All mammals are wired for empathy, but crowds and traffic jams (as well as our wills and anxieties) seem to desensitize us from it. Just as we can empathize with the joy of other surfers, we can empathize with their frustration as well. We have all been there. We’ve been there at a break where we’re afraid to surf, where we aren’t getting any waves, where maybe there’s intimidation and inferiority in play. That experience is common. Getting “called in” to a wave from another surfer is an act of compassion. Also sharing and commiserating on the conditions are small acts that can change the mindset of frustrated surfers.

The act of surfing may be self-serving in origin, but just as we cannot turn off our empathy, so our joy also has a vested interest in the joy of others. And if we attempt to turn away from others, we lose ourselves in the process. If we lose ourselves, we fail to remain in touch with our own joy. Thus we become aggressive, competitive, and altogether frustrated.
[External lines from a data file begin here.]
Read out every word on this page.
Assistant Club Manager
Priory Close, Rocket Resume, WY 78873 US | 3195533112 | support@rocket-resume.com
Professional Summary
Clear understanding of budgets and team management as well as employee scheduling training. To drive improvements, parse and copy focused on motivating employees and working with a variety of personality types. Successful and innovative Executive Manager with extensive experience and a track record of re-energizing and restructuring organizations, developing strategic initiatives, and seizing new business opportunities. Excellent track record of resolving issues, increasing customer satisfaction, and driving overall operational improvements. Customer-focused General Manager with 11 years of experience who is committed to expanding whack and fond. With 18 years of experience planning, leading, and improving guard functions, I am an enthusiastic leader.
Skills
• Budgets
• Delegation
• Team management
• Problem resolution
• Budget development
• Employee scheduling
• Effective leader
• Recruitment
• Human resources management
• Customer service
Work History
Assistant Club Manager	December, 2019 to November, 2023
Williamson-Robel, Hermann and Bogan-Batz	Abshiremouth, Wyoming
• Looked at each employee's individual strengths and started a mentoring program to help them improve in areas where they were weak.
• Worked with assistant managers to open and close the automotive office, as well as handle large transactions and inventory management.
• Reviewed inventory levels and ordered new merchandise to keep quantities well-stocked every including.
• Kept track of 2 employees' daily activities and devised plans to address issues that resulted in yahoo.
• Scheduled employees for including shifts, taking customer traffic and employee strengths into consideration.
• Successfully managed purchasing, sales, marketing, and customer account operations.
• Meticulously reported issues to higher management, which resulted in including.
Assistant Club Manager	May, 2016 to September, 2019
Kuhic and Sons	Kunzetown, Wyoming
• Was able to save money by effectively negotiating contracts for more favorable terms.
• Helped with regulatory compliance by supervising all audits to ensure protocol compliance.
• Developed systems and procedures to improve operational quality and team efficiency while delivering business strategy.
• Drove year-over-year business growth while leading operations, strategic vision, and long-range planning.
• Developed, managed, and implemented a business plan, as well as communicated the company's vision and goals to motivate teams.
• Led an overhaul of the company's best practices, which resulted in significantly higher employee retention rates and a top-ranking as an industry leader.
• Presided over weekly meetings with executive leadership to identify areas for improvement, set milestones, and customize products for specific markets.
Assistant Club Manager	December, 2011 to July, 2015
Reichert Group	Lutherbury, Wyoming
In Sanskrit, Nirvana means to “blow out”, to let go, to relinquish all that is wrapped up in the tightness of anxious breathing. Have you ever ridden a wave so intense you forgot to breathe? Have you watched someone surfing who literally takes your breath away? When the ride is over and you realize you'd been holding your breath, with sudden clarity you let go. In letting go, you watch as the world comes fully into focus again.